Determination of residues of malachite green in aquatic animals

Residues of malachite green (MG) were extracted from homogenized animal tissues with a mixture of McIlvaine buffer (pH 3.0)–acetonitrile, and purified over an aromatic sulfonic acid solid-phase extraction column followed by HPLC or LC–ESI-MS–MS analysis. Ascorbic acid and N,N,N′,N′-tetramethyl-1,4-phenylenediamine dihydrochloride were added to reduce de-methylation of the dye.
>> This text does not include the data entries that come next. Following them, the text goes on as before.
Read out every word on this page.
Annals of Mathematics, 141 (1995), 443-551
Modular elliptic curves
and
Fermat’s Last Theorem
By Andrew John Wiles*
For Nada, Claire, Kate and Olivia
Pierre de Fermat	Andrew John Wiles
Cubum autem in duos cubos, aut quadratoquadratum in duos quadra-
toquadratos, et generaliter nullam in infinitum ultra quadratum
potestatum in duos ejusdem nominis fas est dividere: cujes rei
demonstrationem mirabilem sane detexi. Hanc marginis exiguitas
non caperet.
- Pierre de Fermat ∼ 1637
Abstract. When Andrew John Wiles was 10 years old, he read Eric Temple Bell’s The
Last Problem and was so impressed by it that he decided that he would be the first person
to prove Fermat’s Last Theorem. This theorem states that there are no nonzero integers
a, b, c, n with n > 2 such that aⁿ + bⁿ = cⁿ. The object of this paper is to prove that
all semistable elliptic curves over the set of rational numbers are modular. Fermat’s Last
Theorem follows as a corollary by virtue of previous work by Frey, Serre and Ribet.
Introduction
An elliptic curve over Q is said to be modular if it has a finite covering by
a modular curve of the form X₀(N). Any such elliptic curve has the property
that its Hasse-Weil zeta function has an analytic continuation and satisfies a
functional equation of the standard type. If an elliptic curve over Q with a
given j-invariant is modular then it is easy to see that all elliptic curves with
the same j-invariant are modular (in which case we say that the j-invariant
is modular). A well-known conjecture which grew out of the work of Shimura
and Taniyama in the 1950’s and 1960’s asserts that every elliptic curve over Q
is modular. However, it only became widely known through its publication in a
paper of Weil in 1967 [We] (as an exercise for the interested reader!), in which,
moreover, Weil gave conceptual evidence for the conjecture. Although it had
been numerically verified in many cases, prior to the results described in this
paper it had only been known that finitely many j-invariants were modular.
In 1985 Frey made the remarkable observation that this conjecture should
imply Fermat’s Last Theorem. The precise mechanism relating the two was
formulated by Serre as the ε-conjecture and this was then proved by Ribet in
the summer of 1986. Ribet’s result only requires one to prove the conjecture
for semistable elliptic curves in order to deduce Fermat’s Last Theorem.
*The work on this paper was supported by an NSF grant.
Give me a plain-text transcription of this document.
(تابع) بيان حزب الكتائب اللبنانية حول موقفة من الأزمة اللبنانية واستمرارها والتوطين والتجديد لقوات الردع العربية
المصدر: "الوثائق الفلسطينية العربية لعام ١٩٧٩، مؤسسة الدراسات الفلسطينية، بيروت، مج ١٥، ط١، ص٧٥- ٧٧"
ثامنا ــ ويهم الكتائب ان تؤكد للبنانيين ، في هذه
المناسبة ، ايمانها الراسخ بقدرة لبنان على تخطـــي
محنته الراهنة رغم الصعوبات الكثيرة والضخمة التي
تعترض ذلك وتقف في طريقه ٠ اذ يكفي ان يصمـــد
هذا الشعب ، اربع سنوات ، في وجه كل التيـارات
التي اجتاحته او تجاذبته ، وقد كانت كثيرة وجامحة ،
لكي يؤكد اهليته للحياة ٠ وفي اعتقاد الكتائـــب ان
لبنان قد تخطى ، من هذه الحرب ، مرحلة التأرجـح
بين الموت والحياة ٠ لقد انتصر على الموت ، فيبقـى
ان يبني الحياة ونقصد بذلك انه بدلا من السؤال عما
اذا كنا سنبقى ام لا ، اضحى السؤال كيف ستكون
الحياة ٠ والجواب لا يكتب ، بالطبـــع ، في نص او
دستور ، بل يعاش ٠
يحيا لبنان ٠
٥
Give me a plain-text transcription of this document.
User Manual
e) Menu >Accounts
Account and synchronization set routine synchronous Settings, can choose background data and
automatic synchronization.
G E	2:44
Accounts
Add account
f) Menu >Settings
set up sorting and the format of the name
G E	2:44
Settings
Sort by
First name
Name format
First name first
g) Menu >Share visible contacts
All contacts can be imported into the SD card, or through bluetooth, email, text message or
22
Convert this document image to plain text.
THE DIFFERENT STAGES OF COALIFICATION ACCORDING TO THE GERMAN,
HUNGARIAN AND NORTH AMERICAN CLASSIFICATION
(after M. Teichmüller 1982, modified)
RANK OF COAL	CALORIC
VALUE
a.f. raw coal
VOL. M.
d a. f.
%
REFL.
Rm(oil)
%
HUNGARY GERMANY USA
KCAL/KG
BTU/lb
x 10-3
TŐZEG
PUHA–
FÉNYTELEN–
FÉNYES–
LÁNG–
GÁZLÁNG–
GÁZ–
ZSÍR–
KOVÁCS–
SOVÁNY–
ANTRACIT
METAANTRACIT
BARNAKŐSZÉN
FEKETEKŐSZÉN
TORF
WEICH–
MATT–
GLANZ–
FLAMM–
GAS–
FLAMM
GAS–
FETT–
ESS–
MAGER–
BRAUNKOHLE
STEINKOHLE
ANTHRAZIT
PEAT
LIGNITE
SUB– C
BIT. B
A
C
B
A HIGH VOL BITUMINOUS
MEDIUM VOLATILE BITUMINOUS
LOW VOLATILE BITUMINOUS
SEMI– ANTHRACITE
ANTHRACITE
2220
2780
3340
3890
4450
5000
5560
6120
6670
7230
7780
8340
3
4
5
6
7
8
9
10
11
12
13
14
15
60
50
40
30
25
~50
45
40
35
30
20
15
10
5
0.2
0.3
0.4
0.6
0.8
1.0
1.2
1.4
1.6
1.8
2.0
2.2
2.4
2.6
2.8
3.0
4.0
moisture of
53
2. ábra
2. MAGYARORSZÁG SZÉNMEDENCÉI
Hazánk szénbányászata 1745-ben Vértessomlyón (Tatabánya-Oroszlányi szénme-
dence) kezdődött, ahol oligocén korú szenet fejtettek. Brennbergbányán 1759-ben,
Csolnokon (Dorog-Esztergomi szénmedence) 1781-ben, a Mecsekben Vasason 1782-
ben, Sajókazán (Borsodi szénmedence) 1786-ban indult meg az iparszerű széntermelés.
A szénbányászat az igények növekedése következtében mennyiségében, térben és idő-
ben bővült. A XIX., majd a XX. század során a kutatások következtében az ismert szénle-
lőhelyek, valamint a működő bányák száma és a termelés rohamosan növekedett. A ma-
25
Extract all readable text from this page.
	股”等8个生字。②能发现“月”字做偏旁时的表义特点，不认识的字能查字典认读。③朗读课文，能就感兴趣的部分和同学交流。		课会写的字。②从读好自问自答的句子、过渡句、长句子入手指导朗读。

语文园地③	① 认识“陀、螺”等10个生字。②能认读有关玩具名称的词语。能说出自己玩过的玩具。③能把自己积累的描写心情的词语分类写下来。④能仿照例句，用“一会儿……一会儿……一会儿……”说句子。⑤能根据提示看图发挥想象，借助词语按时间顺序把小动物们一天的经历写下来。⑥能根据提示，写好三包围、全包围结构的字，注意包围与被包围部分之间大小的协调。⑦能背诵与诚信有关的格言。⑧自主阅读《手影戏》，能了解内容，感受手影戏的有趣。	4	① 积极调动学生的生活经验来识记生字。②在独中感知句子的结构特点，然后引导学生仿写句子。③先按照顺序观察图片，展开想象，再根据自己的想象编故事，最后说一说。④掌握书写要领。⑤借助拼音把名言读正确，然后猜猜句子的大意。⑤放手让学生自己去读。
Responses were recorded at 620 nm (HPLC) or by multiple-reaction-monitoring (LC–MS–MS) after post-column oxidation using PbO2. MG and its primary metabolite leuco-malachite green (LMG) were successfully determined at 2.5–2000 μg/kg in catfish, eel, rainbow trout, salmon, tropical prawns and turbot, with a limit of detection at 1 μg/kg (HPLC) and 0.2 μg/kg (LC–MS–MS) for both MG and LMG. Recoveries for LMG were between 86±15% (prawn) and 105±14% (eel). Freeze–thawing cycles, and storage at 4 °C and −20 °C affected the recovery of both MG and LMG. Analyses of eel, trout and (processed) salmon field samples collected at local retailers, fish-market and -shops demonstrated trace levels of MG-residues.